Your OP did have a closing line that was different from the rest:
You can say that, after 1000 failures, another 1000 failures is likely. But that doesn’t imply that that’s the expected number of failures before success (which is what your other wordings are asking).
(*) Technical note for those interested: this is a biased estimator, although it satisfies the maximum likelihood conditions. The best unbiased estimator requires at least two successes. This process is governed by the negative binomial distribution.
I had a project at work that was similar to this. We were testing something and looking for failures, which should be rare. After testing 100 without failure, what could I say about the probability of failure? I treated it as a binomial problem:
p = probability of failure
probability of 100 failures = (1-p)^100
Then I worked backwards to find some limits for p.
So the upper limit would be setting that to 0.95, or there was a 95% chance that I should detect a non-failure, but was unlucky and didn’t.
The lower limit would be setting it to 0.05, or there was only a 5% chance of detecting a non-failure, and as expected I didn’t.
The middle would be setting it equal to 0.5, or there was a 50-50 chance I would detect a non-failure and I didn’t.
So in the general case of:
p = probability of failure for one instance
n = number of tries
P = probability of all failures = (1-p)^n
The numbers above are 1-P, the probability of finding at least one non-failure, so
solving for p gives 1-(1-P)^(1/n)
So the range of probabilities after 100 failures is:
Upper: 1-(1-0.95)^(1/100) = 0.0295
Middle: 1-(1-0.05)^(1/100) = 0.0069
Lower: 1-(1-0.05)^(1/100) = 0.0005
The upper limit is similar to what was said above about not being able to say much more than it is less than 0.0295, with 95% confidence. The middle and lower are just making a stab at giving some bound and best guess based on the limited data available.

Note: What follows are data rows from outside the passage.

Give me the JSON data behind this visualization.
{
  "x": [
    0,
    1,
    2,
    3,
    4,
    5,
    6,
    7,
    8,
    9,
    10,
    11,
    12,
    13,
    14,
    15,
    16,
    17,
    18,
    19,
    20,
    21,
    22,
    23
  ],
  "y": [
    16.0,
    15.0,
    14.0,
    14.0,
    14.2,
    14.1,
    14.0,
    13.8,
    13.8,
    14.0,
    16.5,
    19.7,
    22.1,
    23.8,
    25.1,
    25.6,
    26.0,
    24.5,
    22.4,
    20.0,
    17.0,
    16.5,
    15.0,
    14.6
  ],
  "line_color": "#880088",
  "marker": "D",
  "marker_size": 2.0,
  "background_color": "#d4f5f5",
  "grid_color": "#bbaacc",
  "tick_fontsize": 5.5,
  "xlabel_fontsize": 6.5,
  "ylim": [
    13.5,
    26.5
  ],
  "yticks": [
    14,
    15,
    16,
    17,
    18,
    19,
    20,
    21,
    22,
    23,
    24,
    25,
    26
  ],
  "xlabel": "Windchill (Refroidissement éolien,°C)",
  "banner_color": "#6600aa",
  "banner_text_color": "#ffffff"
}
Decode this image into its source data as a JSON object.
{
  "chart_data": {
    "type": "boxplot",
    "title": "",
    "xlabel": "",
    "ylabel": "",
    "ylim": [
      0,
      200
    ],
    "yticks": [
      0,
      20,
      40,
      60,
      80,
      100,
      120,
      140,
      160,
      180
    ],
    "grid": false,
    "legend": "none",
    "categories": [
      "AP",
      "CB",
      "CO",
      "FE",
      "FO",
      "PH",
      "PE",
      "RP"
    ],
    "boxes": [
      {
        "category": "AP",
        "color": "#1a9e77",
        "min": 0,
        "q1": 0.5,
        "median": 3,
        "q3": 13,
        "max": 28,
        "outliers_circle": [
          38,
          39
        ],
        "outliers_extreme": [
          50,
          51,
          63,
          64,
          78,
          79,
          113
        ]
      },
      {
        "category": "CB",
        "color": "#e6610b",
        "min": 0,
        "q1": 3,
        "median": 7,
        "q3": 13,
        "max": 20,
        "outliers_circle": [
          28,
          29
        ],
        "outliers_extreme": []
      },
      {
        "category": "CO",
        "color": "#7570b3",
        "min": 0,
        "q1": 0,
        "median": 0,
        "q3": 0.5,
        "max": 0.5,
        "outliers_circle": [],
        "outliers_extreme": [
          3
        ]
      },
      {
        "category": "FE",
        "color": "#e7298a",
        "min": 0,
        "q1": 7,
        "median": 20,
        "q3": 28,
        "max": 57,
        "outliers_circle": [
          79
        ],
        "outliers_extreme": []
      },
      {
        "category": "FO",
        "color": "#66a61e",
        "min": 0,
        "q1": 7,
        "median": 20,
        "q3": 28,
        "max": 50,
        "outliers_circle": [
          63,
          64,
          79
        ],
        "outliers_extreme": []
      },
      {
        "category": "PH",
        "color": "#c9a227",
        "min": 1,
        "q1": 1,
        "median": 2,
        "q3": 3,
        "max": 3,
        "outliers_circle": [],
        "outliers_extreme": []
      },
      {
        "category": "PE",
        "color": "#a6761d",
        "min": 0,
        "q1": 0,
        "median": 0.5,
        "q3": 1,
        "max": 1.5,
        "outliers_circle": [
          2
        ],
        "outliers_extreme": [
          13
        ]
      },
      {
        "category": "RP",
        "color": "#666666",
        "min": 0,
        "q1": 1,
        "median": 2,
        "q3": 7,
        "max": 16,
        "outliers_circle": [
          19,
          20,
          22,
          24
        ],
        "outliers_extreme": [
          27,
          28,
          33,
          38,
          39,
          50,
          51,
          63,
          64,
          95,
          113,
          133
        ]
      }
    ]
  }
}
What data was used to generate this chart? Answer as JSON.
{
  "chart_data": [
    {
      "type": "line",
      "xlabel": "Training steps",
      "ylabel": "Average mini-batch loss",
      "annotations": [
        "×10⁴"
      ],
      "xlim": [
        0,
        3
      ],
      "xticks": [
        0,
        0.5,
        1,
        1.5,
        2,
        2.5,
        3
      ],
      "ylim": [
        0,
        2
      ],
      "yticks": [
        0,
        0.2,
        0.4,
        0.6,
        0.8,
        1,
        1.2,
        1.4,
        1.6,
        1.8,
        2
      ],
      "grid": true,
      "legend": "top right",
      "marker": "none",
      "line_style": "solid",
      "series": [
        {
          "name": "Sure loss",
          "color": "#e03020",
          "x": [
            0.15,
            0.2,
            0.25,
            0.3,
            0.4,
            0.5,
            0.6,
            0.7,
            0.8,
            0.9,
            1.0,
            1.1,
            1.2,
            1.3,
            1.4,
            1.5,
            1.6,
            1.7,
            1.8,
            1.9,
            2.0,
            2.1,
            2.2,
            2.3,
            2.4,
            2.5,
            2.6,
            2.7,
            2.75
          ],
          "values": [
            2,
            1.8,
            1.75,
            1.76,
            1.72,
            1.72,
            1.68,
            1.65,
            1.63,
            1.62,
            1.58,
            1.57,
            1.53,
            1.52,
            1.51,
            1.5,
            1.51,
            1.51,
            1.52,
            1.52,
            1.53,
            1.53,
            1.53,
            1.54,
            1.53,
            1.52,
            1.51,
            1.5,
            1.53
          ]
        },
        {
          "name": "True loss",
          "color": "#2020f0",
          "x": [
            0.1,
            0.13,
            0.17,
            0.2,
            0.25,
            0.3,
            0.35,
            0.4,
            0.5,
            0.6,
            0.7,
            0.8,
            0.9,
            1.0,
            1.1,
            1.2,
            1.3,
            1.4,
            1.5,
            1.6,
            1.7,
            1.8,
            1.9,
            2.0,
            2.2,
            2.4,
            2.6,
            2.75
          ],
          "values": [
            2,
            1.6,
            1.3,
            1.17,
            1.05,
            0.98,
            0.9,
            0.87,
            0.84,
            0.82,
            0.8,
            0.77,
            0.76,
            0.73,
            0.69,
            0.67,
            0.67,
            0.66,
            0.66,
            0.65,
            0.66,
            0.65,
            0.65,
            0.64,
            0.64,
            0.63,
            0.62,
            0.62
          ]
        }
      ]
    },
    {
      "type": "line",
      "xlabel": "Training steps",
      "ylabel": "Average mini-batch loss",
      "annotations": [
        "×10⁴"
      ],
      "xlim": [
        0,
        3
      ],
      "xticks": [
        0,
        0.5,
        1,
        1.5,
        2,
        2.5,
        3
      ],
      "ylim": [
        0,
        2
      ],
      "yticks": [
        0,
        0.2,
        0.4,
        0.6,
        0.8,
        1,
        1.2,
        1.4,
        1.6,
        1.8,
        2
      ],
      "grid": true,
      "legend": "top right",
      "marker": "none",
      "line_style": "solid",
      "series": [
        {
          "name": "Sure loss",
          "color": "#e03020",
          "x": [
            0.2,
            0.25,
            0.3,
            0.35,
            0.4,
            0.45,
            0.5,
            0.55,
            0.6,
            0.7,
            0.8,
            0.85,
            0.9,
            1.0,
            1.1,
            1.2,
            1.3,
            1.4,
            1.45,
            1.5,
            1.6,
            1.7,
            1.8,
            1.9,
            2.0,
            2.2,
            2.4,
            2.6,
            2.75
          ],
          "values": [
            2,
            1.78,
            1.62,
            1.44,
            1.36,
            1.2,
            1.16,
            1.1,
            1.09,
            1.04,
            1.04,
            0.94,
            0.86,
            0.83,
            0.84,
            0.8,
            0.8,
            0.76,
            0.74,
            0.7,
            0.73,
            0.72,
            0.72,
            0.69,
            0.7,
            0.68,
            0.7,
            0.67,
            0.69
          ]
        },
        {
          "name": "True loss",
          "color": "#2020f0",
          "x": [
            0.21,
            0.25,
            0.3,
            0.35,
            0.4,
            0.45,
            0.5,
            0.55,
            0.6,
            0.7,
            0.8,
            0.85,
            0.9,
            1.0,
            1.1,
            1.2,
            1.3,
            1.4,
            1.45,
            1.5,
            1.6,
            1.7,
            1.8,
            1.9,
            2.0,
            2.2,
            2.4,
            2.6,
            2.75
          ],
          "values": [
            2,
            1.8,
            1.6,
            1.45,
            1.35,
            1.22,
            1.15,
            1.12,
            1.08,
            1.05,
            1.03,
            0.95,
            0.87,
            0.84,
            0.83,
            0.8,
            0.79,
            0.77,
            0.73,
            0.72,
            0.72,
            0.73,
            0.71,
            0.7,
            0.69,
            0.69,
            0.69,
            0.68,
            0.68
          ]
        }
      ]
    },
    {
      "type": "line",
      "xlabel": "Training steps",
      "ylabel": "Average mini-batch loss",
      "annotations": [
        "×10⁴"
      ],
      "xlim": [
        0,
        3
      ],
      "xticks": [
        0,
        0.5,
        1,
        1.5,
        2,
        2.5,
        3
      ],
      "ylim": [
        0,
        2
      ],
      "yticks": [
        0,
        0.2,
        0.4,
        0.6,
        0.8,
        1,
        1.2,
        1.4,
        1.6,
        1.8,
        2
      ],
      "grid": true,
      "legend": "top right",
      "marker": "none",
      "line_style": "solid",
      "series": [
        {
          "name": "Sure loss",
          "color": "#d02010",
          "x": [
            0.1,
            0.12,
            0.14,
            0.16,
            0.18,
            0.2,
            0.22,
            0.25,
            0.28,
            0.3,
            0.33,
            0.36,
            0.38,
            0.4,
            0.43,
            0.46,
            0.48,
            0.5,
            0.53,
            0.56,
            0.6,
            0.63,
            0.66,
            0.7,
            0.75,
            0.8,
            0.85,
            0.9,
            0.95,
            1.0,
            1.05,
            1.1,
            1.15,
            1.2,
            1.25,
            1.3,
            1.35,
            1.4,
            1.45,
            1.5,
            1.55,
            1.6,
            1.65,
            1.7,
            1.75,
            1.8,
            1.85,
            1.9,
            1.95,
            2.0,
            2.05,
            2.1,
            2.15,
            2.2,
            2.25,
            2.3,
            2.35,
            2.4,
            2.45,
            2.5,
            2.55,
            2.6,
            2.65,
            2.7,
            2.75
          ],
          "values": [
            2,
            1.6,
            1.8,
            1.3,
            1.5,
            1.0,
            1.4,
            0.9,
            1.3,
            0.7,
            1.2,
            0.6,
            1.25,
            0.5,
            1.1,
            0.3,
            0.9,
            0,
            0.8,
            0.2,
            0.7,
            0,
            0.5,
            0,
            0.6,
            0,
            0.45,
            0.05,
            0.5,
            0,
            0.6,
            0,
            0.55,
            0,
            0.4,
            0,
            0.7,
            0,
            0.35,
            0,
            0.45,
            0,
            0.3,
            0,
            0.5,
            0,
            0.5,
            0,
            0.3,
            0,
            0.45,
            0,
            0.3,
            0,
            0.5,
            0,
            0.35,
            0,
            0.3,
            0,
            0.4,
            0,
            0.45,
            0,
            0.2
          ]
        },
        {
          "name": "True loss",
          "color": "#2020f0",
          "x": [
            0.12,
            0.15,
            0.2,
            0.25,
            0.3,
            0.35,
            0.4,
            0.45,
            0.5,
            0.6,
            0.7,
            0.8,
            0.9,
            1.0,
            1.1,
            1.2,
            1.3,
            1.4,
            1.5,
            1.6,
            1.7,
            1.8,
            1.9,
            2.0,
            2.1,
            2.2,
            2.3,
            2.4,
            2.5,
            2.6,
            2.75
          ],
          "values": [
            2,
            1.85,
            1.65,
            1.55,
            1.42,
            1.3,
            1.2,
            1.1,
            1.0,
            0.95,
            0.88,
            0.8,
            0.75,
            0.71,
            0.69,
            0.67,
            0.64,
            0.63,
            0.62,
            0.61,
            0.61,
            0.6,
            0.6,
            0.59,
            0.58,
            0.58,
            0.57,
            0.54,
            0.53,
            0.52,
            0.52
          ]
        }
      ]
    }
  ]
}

From there, you can see what happens if you double the sample and what your chances of finding a non-failure are. I leave the math to the reader.
I screwed up that last post, but I don’t feel like writing it all over again. I switched between failures and non-failures somewhere in the middle. Sorry about that. The idea should be somewhat clear though.
If someone is interested and still confused, I could try to explain better.